Over 40 states have underfunded pensions for government employees. Instead of setting up reasonable obligations or switching to employee contribution funds like most companies, politicians look for the easy solution first and so they’ve started to fall for financial gimmicks. For readers that do not watch government finances, whenever Wall Street “comes to the rescue” to a government entity, it always ends in a larger and faster bankruptcy with taxpayers owing a lot more money. The latest Wall Street “solution” to underfunded government pensions is called Pension Bonds, and is sold as a “free fix without raising taxes.”

The pension bond method consists of raising money with bonds, say $1-to-10 billion, and placing that money into the pension to reduce its underfunded level.

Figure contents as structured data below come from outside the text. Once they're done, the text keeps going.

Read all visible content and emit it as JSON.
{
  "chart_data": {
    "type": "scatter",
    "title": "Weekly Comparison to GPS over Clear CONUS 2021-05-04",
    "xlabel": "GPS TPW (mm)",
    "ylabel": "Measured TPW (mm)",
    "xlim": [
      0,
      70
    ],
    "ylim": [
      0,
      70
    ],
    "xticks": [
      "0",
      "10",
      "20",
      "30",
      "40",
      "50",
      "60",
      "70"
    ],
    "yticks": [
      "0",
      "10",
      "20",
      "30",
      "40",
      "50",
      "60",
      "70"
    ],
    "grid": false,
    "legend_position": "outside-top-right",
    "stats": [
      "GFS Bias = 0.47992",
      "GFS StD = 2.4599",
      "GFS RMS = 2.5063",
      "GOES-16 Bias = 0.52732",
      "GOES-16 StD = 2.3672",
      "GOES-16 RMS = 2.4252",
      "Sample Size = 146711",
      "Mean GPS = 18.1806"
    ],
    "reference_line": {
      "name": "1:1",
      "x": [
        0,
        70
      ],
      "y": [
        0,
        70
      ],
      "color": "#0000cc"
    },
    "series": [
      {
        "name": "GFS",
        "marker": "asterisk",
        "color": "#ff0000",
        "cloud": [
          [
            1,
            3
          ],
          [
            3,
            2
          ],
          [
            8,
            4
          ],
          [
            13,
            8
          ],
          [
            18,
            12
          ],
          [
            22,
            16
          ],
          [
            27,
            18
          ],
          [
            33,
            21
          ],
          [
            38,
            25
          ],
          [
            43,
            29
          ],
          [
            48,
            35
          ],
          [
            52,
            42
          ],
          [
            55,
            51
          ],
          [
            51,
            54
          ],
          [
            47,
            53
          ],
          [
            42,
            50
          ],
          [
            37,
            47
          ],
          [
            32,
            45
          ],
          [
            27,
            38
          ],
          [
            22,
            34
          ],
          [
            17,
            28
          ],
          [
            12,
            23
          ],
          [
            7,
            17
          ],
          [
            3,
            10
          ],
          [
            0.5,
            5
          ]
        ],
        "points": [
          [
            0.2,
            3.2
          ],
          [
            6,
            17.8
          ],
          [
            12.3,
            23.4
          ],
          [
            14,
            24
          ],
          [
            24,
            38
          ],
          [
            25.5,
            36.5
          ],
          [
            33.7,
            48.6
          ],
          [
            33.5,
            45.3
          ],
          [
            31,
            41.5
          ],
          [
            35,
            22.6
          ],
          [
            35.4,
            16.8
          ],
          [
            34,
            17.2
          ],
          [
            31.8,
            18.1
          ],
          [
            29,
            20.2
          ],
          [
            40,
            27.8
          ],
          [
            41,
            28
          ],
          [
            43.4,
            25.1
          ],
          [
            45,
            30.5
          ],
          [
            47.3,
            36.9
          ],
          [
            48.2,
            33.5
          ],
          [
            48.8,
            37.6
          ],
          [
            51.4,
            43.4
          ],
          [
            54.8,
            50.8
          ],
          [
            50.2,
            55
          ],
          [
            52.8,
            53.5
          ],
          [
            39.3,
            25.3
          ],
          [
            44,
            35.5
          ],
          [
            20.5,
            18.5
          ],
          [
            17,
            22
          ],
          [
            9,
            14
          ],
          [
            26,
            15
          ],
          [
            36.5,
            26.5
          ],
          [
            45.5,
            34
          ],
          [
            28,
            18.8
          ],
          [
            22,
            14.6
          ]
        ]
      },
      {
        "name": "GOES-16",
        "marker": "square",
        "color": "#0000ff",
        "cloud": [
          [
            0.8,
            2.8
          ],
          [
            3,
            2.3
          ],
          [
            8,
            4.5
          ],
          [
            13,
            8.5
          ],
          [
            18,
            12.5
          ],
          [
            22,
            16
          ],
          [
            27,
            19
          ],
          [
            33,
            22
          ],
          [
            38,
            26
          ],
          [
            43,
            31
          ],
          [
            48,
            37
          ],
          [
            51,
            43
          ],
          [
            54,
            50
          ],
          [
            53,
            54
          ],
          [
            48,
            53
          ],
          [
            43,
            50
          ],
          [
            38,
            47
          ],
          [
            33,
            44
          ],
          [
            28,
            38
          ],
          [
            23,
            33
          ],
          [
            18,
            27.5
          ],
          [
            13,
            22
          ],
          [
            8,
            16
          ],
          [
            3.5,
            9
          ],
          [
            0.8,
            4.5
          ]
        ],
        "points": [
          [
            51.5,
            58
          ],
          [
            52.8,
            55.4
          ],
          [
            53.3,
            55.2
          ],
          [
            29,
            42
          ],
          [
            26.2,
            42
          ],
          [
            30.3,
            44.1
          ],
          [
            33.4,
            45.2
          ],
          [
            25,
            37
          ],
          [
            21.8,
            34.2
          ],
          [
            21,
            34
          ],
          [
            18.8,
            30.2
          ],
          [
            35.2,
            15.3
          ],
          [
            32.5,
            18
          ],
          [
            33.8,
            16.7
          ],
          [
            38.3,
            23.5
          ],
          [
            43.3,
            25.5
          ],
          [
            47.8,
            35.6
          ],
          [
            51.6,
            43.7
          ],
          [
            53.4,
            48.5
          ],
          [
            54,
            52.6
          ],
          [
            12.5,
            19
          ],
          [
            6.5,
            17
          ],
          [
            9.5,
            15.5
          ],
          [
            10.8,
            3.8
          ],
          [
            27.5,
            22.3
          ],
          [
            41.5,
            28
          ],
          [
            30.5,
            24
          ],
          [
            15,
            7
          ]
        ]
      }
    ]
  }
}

Then, the pension fund will “magically” earn so much more than any investment fund ever has. This new pension money will routinely earn unrealistic profits to not only make the bond payments, but make additional payments to reduce the underfunded amount of the pension. “Everybody wins” is the argument being pitched by the people selling this high-risk and unlikely arbitrage.

Pension bond programs are so likely to fail that the Government Finance Officers Association issued an advisory report warning against pension obligation bonds with 5 grave reasons; https://www.gfoa.org/pension-obligation-bonds But you cannot stop politicians from employing reckless ideas that leave everyone poorer. Local governments (like Houston and Muskegon) have already issued pension bonds. A couple states have jumped in while several are attempting to pass legislation to do it, such as Alaska, Illinois, California, Michigan, and Kansas.

What happens when the unrealistic investment returns do not materialize? Hence the term ‘pension bombs.’ The pension defaults on the bonds and the pension’s financial position becomes worse than if they hadn’t rolled the dice on this program. (This is what exacerbated Detroit’s financial position when a complicated Wall Street debt product went against them in 2009; it became a huge additional debt that helped force the city into bankruptcy in 2014). Per usual, the taxpayers end up with higher taxes to fund the mistakes of the politicians and their Wall Street buddies with their latest high-risk gimmick.